House prices are falling the most along the West Coast and Sun Belt, where there remains a glut of new homes following the pandemic-era construction boom. Dallas built aggressively during those years, and the inventory overhang is still working its way through the system. For rental investors specifically, stalling rent growth and climbing vacancies dealt a double blow to rental investors in 2025, though their purchase activity proved resilient despite the headwinds.
Raleigh, North Carolina: The Hype Outran the Fundamentals
Raleigh, North Carolina: The Hype Outran the Fundamentals (Image Credits: Unsplash)
Forecasters are also seeing projections for softening prices in Raleigh, North Carolina, alongside other previously red-hot Sun Belt markets. Raleigh spent several years as one of the most-cited migration destinations in the country, drawing tech workers and young professionals priced out of higher-cost cities. That story remains partially intact, but valuations ran ahead of what local wages can comfortably support.
One of the defining features of the current housing market is regional divergence. National statistics often hide the fact that some markets are cooling while others remain highly competitive, and certain Sun Belt markets that experienced aggressive building during the pandemic may face oversupply pressures. Raleigh fits that description closely. The city still has long-term appeal, but in the near term, investors who bought near the peak are sitting on thinner margins than they anticipated.
Miami, Florida: Condo Market in Outright Distress
Miami, Florida: Condo Market in Outright Distress (Image Credits: Unsplash)

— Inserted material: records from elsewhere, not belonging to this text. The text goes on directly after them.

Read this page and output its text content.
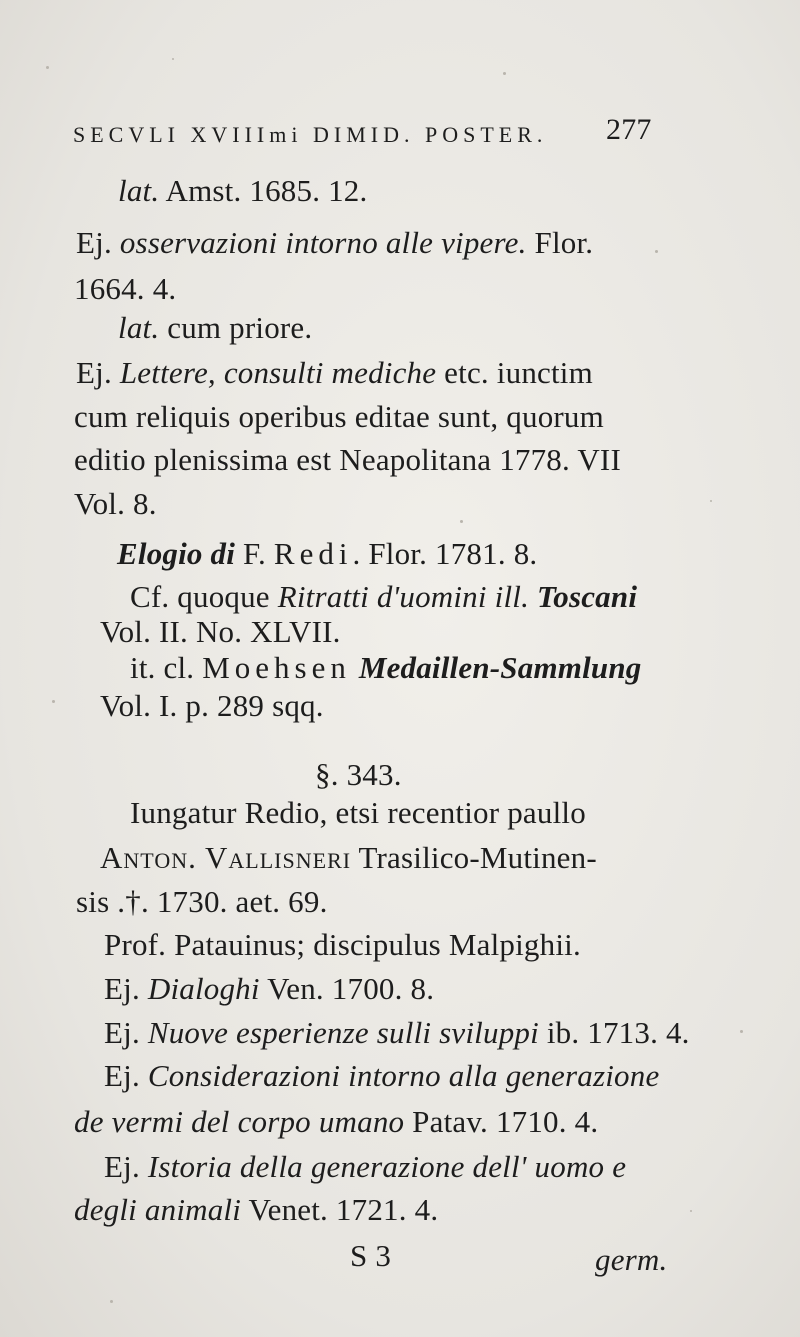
SECVLI XVIIImi DIMID. POSTER. 277
lat. Amst. 1685. 12.
Ej. osservazioni intorno alle vipere. Flor.
1664. 4.
lat. cum priore.
Ej. Lettere, consulti mediche etc. iunctim
cum reliquis operibus editae sunt, quorum
editio plenissima est Neapolitana 1778. VII
Vol. 8.
Elogio di F. Redi. Flor. 1781. 8.
Cf. quoque Ritratti d'uomini ill. Toscani
Vol. II. No. XLVII.
it. cl. Moehsen Medaillen-Sammlung
Vol. I. p. 289 sqq.
§. 343.
Iungatur Redio, etsi recentior paullo
Anton. Vallisneri Trasilico-Mutinen-
sis .†. 1730. aet. 69.
Prof. Patauinus; discipulus Malpighii.
Ej. Dialoghi Ven. 1700. 8.
Ej. Nuove esperienze sulli sviluppi ib. 1713. 4.
Ej. Considerazioni intorno alla generazione
de vermi del corpo umano Patav. 1710. 4.
Ej. Istoria della generazione dell' uomo e
degli animali Venet. 1721. 4.
S 3	germ.
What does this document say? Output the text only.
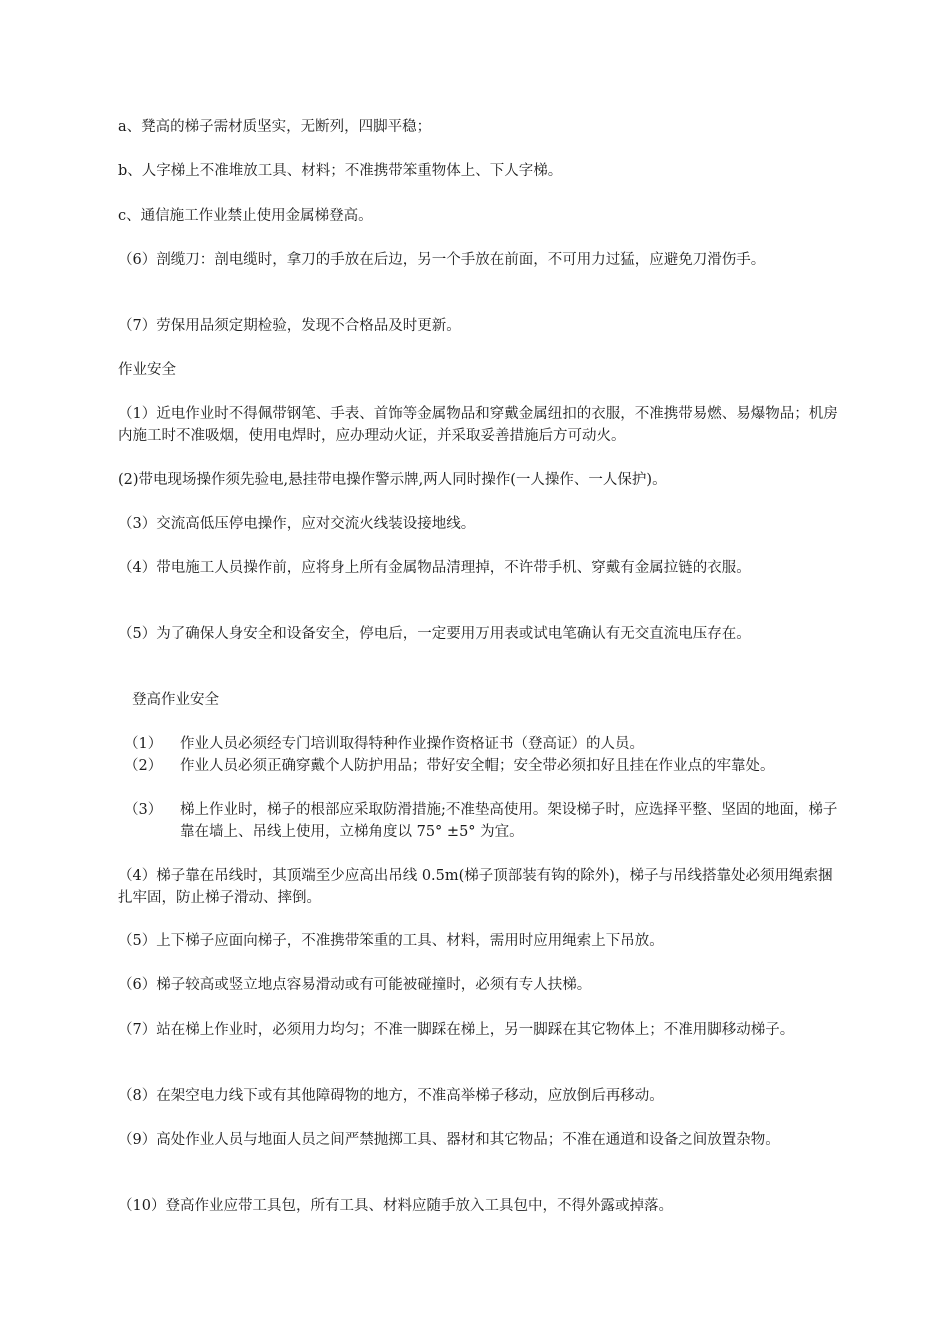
a、凳高的梯子需材质坚实，无断列，四脚平稳；

b、人字梯上不准堆放工具、材料；不准携带笨重物体上、下人字梯。

c、通信施工作业禁止使用金属梯登高。

（6）剖缆刀：剖电缆时，拿刀的手放在后边，另一个手放在前面，不可用力过猛，应避免刀滑伤手。

（7）劳保用品须定期检验，发现不合格品及时更新。

作业安全

（1）近电作业时不得佩带钢笔、手表、首饰等金属物品和穿戴金属纽扣的衣服，不准携带易燃、易爆物品；机房内施工时不准吸烟，使用电焊时，应办理动火证，并采取妥善措施后方可动火。

(2)带电现场操作须先验电,悬挂带电操作警示牌,两人同时操作(一人操作、一人保护)。

（3）交流高低压停电操作，应对交流火线装设接地线。

（4）带电施工人员操作前，应将身上所有金属物品清理掉，不许带手机、穿戴有金属拉链的衣服。

（5）为了确保人身安全和设备安全，停电后，一定要用万用表或试电笔确认有无交直流电压存在。

登高作业安全

（1）	作业人员必须经专门培训取得特种作业操作资格证书（登高证）的人员。
（2）	作业人员必须正确穿戴个人防护用品；带好安全帽；安全带必须扣好且挂在作业点的牢靠处。
（3）	梯上作业时，梯子的根部应采取防滑措施;不准垫高使用。架设梯子时，应选择平整、坚固的地面，梯子靠在墙上、吊线上使用，立梯角度以 75° ±5° 为宜。

（4）梯子靠在吊线时，其顶端至少应高出吊线 0.5m(梯子顶部装有钩的除外)，梯子与吊线搭靠处必须用绳索捆扎牢固，防止梯子滑动、摔倒。

（5）上下梯子应面向梯子，不准携带笨重的工具、材料，需用时应用绳索上下吊放。

（6）梯子较高或竖立地点容易滑动或有可能被碰撞时，必须有专人扶梯。

（7）站在梯上作业时，必须用力均匀；不准一脚踩在梯上，另一脚踩在其它物体上；不准用脚移动梯子。

（8）在架空电力线下或有其他障碍物的地方，不准高举梯子移动，应放倒后再移动。

（9）高处作业人员与地面人员之间严禁抛掷工具、器材和其它物品；不准在通道和设备之间放置杂物。

（10）登高作业应带工具包，所有工具、材料应随手放入工具包中，不得外露或掉落。
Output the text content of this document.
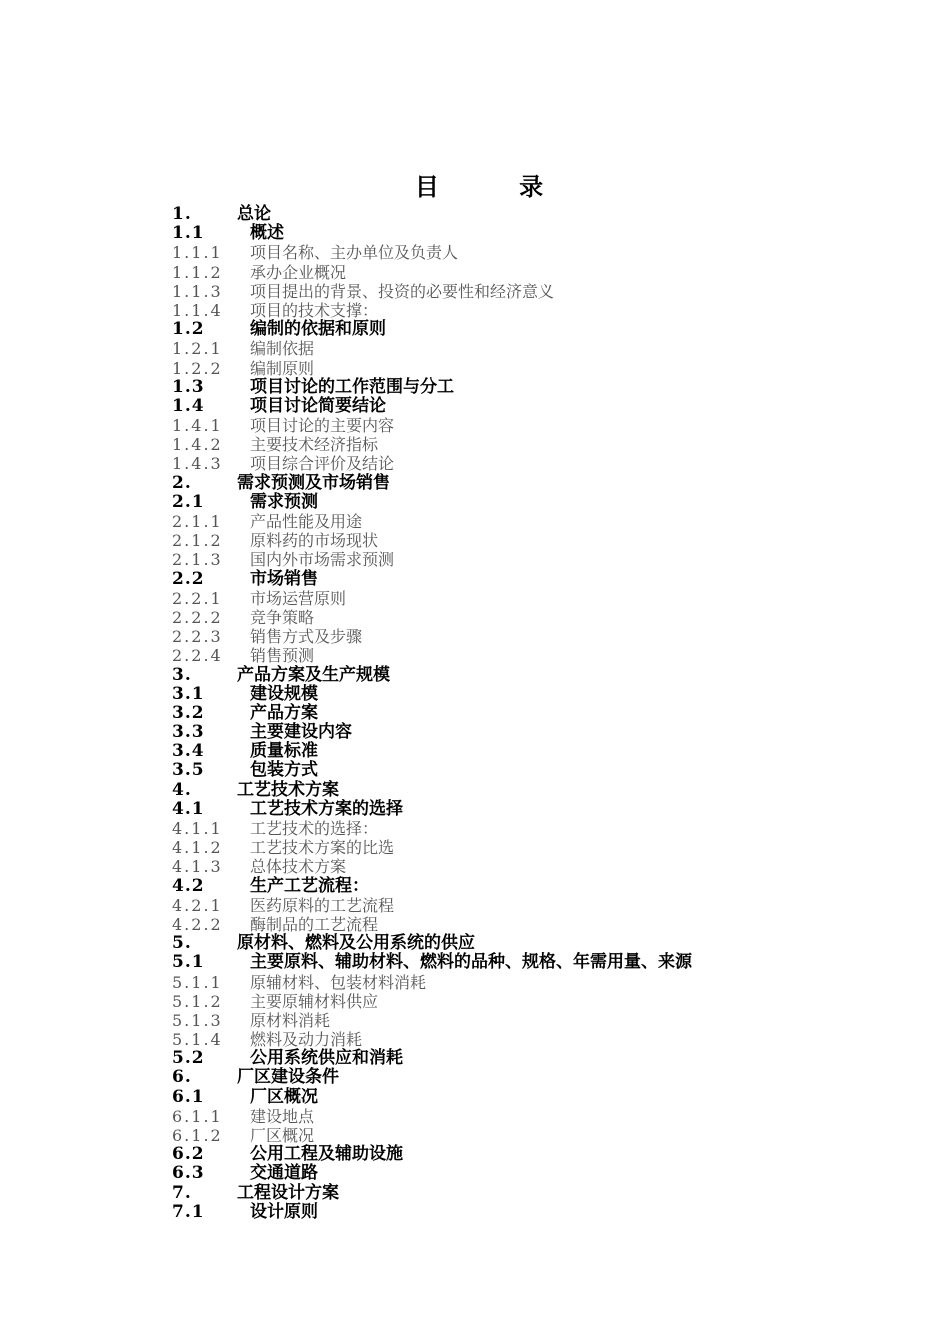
目 录
1.	总论
1.1	概述
1.1.1 项目名称、主办单位及负责人
1.1.2 承办企业概况
1.1.3 项目提出的背景、投资的必要性和经济意义
1.1.4 项目的技术支撑：
1.2	编制的依据和原则
1.2.1 编制依据
1.2.2 编制原则
1.3	项目讨论的工作范围与分工
1.4	项目讨论简要结论
1.4.1 项目讨论的主要内容
1.4.2 主要技术经济指标
1.4.3 项目综合评价及结论
2.	需求预测及市场销售
2.1	需求预测
2.1.1 产品性能及用途
2.1.2 原料药的市场现状
2.1.3 国内外市场需求预测
2.2	市场销售
2.2.1 市场运营原则
2.2.2 竞争策略
2.2.3 销售方式及步骤
2.2.4 销售预测
3.	产品方案及生产规模
3.1	建设规模
3.2	产品方案
3.3	主要建设内容
3.4	质量标准
3.5	包装方式
4.	工艺技术方案
4.1	工艺技术方案的选择
4.1.1 工艺技术的选择：
4.1.2 工艺技术方案的比选
4.1.3 总体技术方案
4.2	生产工艺流程：
4.2.1 医药原料的工艺流程
4.2.2 酶制品的工艺流程
5.	原材料、燃料及公用系统的供应
5.1	主要原料、辅助材料、燃料的品种、规格、年需用量、来源
5.1.1 原辅材料、包装材料消耗
5.1.2 主要原辅材料供应
5.1.3 原材料消耗
5.1.4 燃料及动力消耗
5.2	公用系统供应和消耗
6.	厂区建设条件
6.1	厂区概况
6.1.1 建设地点
6.1.2 厂区概况
6.2	公用工程及辅助设施
6.3	交通道路
7.	工程设计方案
7.1	设计原则
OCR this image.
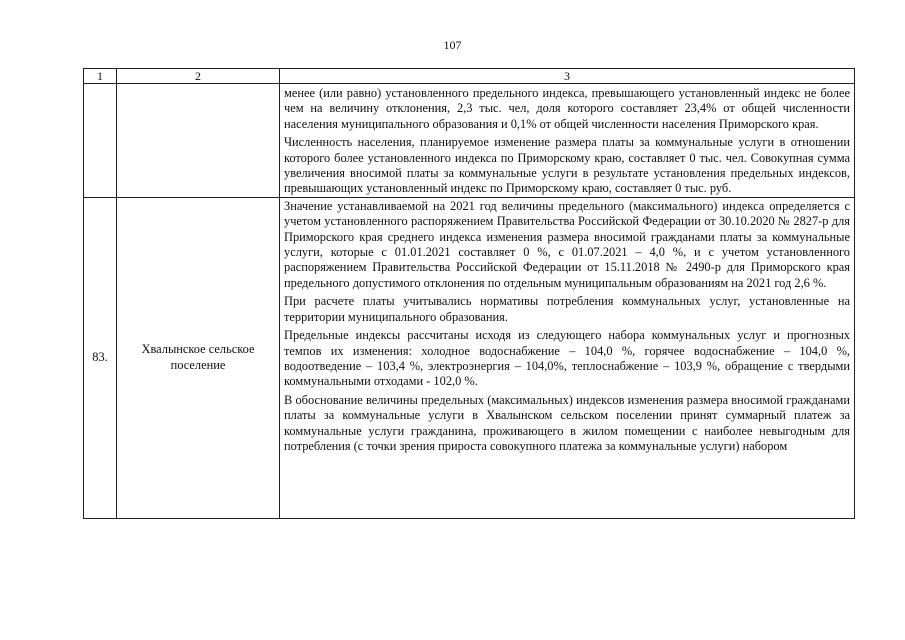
107
1	2	3

		менее (или равно) установленного предельного индекса, превышающего установленный индекс не более чем на величину отклонения, 2,3 тыс. чел, доля которого составляет 23,4% от общей численности населения муниципального образования и 0,1% от общей численности населения Приморского края.

Численность населения, планируемое изменение размера платы за коммунальные услуги в отношении которого более установленного индекса по Приморскому краю, составляет 0 тыс. чел. Совокупная сумма увеличения вносимой платы за коммунальные услуги в результате установления предельных индексов, превышающих установленный индекс по Приморскому краю, составляет 0 тыс. руб.

83.	Хвалынское сельское поселение	Значение устанавливаемой на 2021 год величины предельного (максимального) индекса определяется с учетом установленного распоряжением Правительства Российской Федерации от 30.10.2020 № 2827-р для Приморского края среднего индекса изменения размера вносимой гражданами платы за коммунальные услуги, которые с 01.01.2021 составляет 0 %, с 01.07.2021 – 4,0 %, и с учетом установленного распоряжением Правительства Российской Федерации от 15.11.2018 № 2490-р для Приморского края предельного допустимого отклонения по отдельным муниципальным образованиям на 2021 год 2,6 %.

При расчете платы учитывались нормативы потребления коммунальных услуг, установленные на территории муниципального образования.

Предельные индексы рассчитаны исходя из следующего набора коммунальных услуг и прогнозных темпов их изменения: холодное водоснабжение – 104,0 %, горячее водоснабжение – 104,0 %, водоотведение – 103,4 %, электроэнергия – 104,0%, теплоснабжение – 103,9 %, обращение с твердыми коммунальными отходами - 102,0 %.

В обоснование величины предельных (максимальных) индексов изменения размера вносимой гражданами платы за коммунальные услуги в Хвалынском сельском поселении принят суммарный платеж за коммунальные услуги гражданина, проживающего в жилом помещении с наиболее невыгодным для потребления (с точки зрения прироста совокупного платежа за коммунальные услуги) набором
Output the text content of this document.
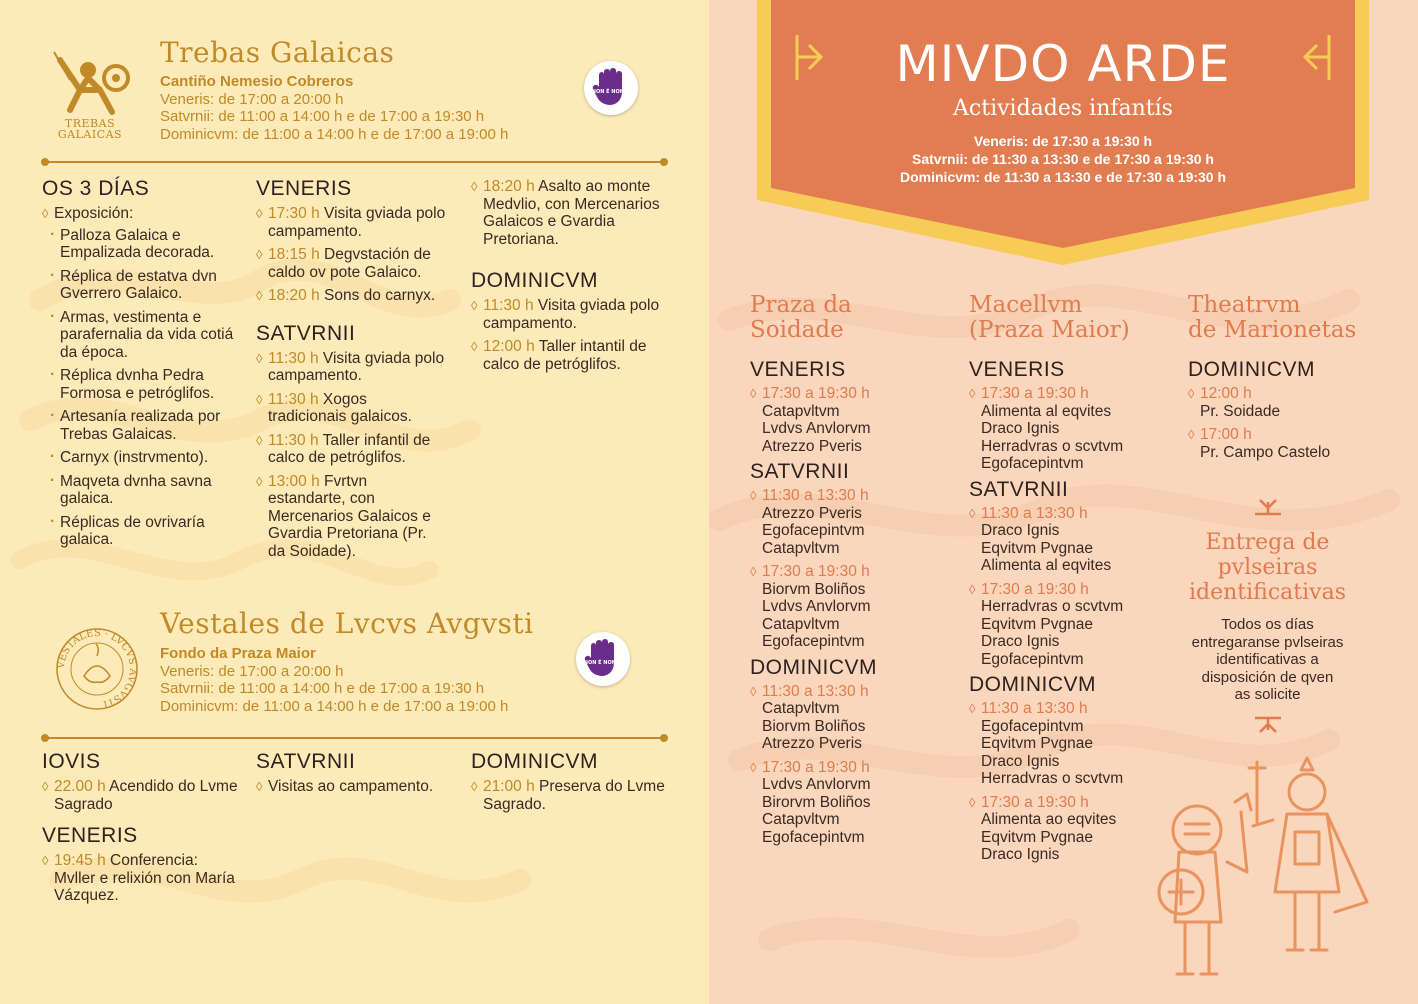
TREBAS GALAICAS
Trebas Galaicas
Cantiño Nemesio Cobreros
Veneris: de 17:00 a 20:00 h
Satvrnii: de 11:00 a 14:00 h e de 17:00 a 19:30 h
Dominicvm: de 11:00 a 14:00 h e de 17:00 a 19:00 h
NON É NON!
OS 3 DÍAS
◊ Exposición:
· Palloza Galaica e Empalizada decorada.
· Réplica de estatva dvn Gverrero Galaico.
· Armas, vestimenta e parafernalia da vida cotiá da época.
· Réplica dvnha Pedra Formosa e petróglifos.
· Artesanía realizada por Trebas Galaicas.
· Carnyx (instrvmento).
· Maqveta dvnha savna galaica.
· Réplicas de ovrivaría galaica.
VENERIS
◊ 17:30 h Visita gviada polo campamento.
◊ 18:15 h Degvstación de caldo ov pote Galaico.
◊ 18:20 h Sons do carnyx.
SATVRNII
◊ 11:30 h Visita gviada polo campamento.
◊ 11:30 h Xogos tradicionais galaicos.
◊ 11:30 h Taller infantil de calco de petróglifos.
◊ 13:00 h Fvrtvn estandarte, con Mercenarios Galaicos e Gvardia Pretoriana (Pr. da Soidade).
◊ 18:20 h Asalto ao monte Medvlio, con Mercenarios Galaicos e Gvardia Pretoriana.
DOMINICVM
◊ 11:30 h Visita gviada polo campamento.
◊ 12:00 h Taller intantil de calco de petróglifos.
VESTALES · LVCVS AVGVSTI
Vestales de Lvcvs Avgvsti
Fondo da Praza Maior
Veneris: de 17:00 a 20:00 h
Satvrnii: de 11:00 a 14:00 h e de 17:00 a 19:30 h
Dominicvm: de 11:00 a 14:00 h e de 17:00 a 19:00 h
NON É NON!
IOVIS
◊ 22.00 h Acendido do Lvme Sagrado
VENERIS
◊ 19:45 h Conferencia: Mvller e relixión con María Vázquez.
SATVRNII
◊ Visitas ao campamento.
DOMINICVM
◊ 21:00 h Preserva do Lvme Sagrado.
MIVDO ARDE
Actividades infantís
Veneris: de 17:30 a 19:30 h
Satvrnii: de 11:30 a 13:30 e de 17:30 a 19:30 h
Dominicvm: de 11:30 a 13:30 e de 17:30 a 19:30 h
Praza da
Soidade
VENERIS
◊ 17:30 a 19:30 h
Catapvltvm
Lvdvs Anvlorvm
Atrezzo Pveris
SATVRNII
◊ 11:30 a 13:30 h
Atrezzo Pveris
Egofacepintvm
Catapvltvm
◊ 17:30 a 19:30 h
Biorvm Boliños
Lvdvs Anvlorvm
Catapvltvm
Egofacepintvm
DOMINICVM
◊ 11:30 a 13:30 h
Catapvltvm
Biorvm Boliños
Atrezzo Pveris
◊ 17:30 a 19:30 h
Lvdvs Anvlorvm
Birorvm Boliños
Catapvltvm
Egofacepintvm
Macellvm
(Praza Maior)
VENERIS
◊ 17:30 a 19:30 h
Alimenta al eqvites
Draco Ignis
Herradvras o scvtvm
Egofacepintvm
SATVRNII
◊ 11:30 a 13:30 h
Draco Ignis
Eqvitvm Pvgnae
Alimenta al eqvites
◊ 17:30 a 19:30 h
Herradvras o scvtvm
Eqvitvm Pvgnae
Draco Ignis
Egofacepintvm
DOMINICVM
◊ 11:30 a 13:30 h
Egofacepintvm
Eqvitvm Pvgnae
Draco Ignis
Herradvras o scvtvm
◊ 17:30 a 19:30 h
Alimenta ao eqvites
Eqvitvm Pvgnae
Draco Ignis
Theatrvm
de Marionetas
DOMINICVM
◊ 12:00 h
Pr. Soidade
◊ 17:00 h
Pr. Campo Castelo
Entrega de
pvlseiras
identificativas
Todos os días
entregaranse pvlseiras
identificativas a
disposición de qven
as solicite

Florida’s condo market statewide is sitting at over thirteen months of supply, with prices down over six percent year over year, and nearly all major condo markets across the state declining. Miami sits at the epicenter. Second-home mortgage originations in Miami fell by nearly a third year over year in 2024, the steepest decline of any major metro. That’s a telling signal about investor appetite.
New safety legislation passed after the Surfside tragedy mandated more funding for building maintenance and inspections, leading to significant increases in HOA special assessment fees that have made condo ownership substantially more expensive. Across the active listing pool in Florida, roughly a third of properties carry price reductions, and in Southwest Florida metros that figure exceeds forty percent. Miami’s luxury single-family segment remains a separate story, but for the investor who bought a condo as a short-term rental or an income play, the math has shifted considerably.